MERGERS OF DISSIPATIONLESS SYSTEMS - CLUES ABOUT THE FUNDAMENTAL PLANE

We report the results of a set of simulations that were designed to study the physical properties of the ''fundamental plane'' (FP) of elliptical galaxies. By starting with two similar king models and varying the orbital energy and angular momentum, we have investigated the global properties of the remnants. The characteristic parameters of the end products seem to follow closely the observed FP. This trend was confirmed by a subsequent set of simulations in which merger remnants were merged among themselves; that is, merging of objects in the FP produces a new object in the FP. We find that the small departure from the virial theorem, which is characteristic of the fundamental plane correlations, is explained by the nonhomologous nature of the remnants. The simulated FP has a very small intrinsic scatter: compared to the observed one it enables us to establish that the central potential W-0, and the mass of the primordial units from which galaxies were formed could not have very broad distributions, although this is not a unique way to explain the difference in scatter between the predicted and the observed fundamental planes.

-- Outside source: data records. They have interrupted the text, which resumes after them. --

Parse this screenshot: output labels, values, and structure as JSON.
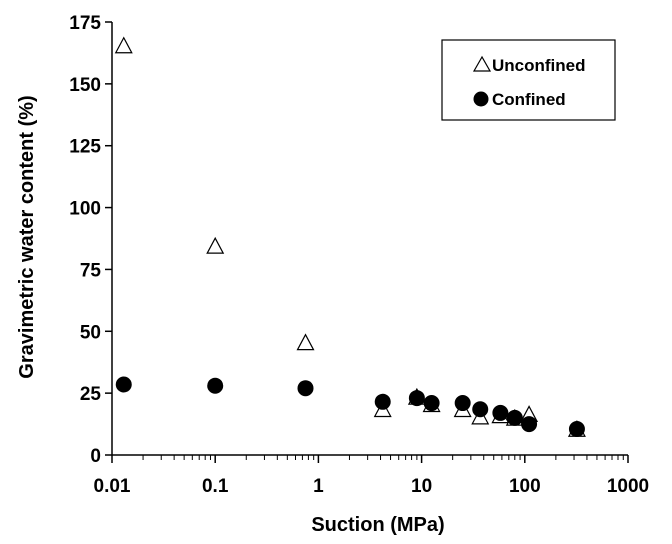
{
  "chart_data": {
    "type": "scatter",
    "xscale": "log",
    "xlim": [
      0.01,
      1000
    ],
    "ylim": [
      0,
      175
    ],
    "xlabel": "Suction (MPa)",
    "ylabel": "Gravimetric water content (%)",
    "x_ticks": [
      0.01,
      0.1,
      1,
      10,
      100,
      1000
    ],
    "x_tick_labels": [
      "0.01",
      "0.1",
      "1",
      "10",
      "100",
      "1000"
    ],
    "y_ticks": [
      0,
      25,
      50,
      75,
      100,
      125,
      150,
      175
    ],
    "y_tick_labels": [
      "0",
      "25",
      "50",
      "75",
      "100",
      "125",
      "150",
      "175"
    ],
    "grid": false,
    "legend_position": "top-right",
    "series": [
      {
        "name": "Unconfined",
        "marker": "open-triangle",
        "color": "#000000",
        "points": [
          {
            "x": 0.013,
            "y": 165
          },
          {
            "x": 0.1,
            "y": 84
          },
          {
            "x": 0.75,
            "y": 45
          },
          {
            "x": 4.2,
            "y": 18
          },
          {
            "x": 9,
            "y": 23
          },
          {
            "x": 12.5,
            "y": 20
          },
          {
            "x": 25,
            "y": 18
          },
          {
            "x": 37,
            "y": 15
          },
          {
            "x": 58,
            "y": 15.5
          },
          {
            "x": 80,
            "y": 14.5
          },
          {
            "x": 110,
            "y": 16
          },
          {
            "x": 320,
            "y": 10
          }
        ]
      },
      {
        "name": "Confined",
        "marker": "filled-circle",
        "color": "#000000",
        "points": [
          {
            "x": 0.013,
            "y": 28.5
          },
          {
            "x": 0.1,
            "y": 28
          },
          {
            "x": 0.75,
            "y": 27
          },
          {
            "x": 4.2,
            "y": 21.5
          },
          {
            "x": 9,
            "y": 23
          },
          {
            "x": 12.5,
            "y": 21
          },
          {
            "x": 25,
            "y": 21
          },
          {
            "x": 37,
            "y": 18.5
          },
          {
            "x": 58,
            "y": 17
          },
          {
            "x": 80,
            "y": 15
          },
          {
            "x": 110,
            "y": 12.5
          },
          {
            "x": 320,
            "y": 10.5
          }
        ]
      }
    ]
  }
}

Even though merging is selective (not all cosmological reasonable orbits merge), it cannot completely erase initial conditions. In other words, given appropriately correlated primordial units, subsequent merging will maintain a fundamental plane. Therefore, under the ''dissipationless'' approximation here, the FP should be independent of redshift (except for the evolution of their stellar populations) even if substantial merging has occurred.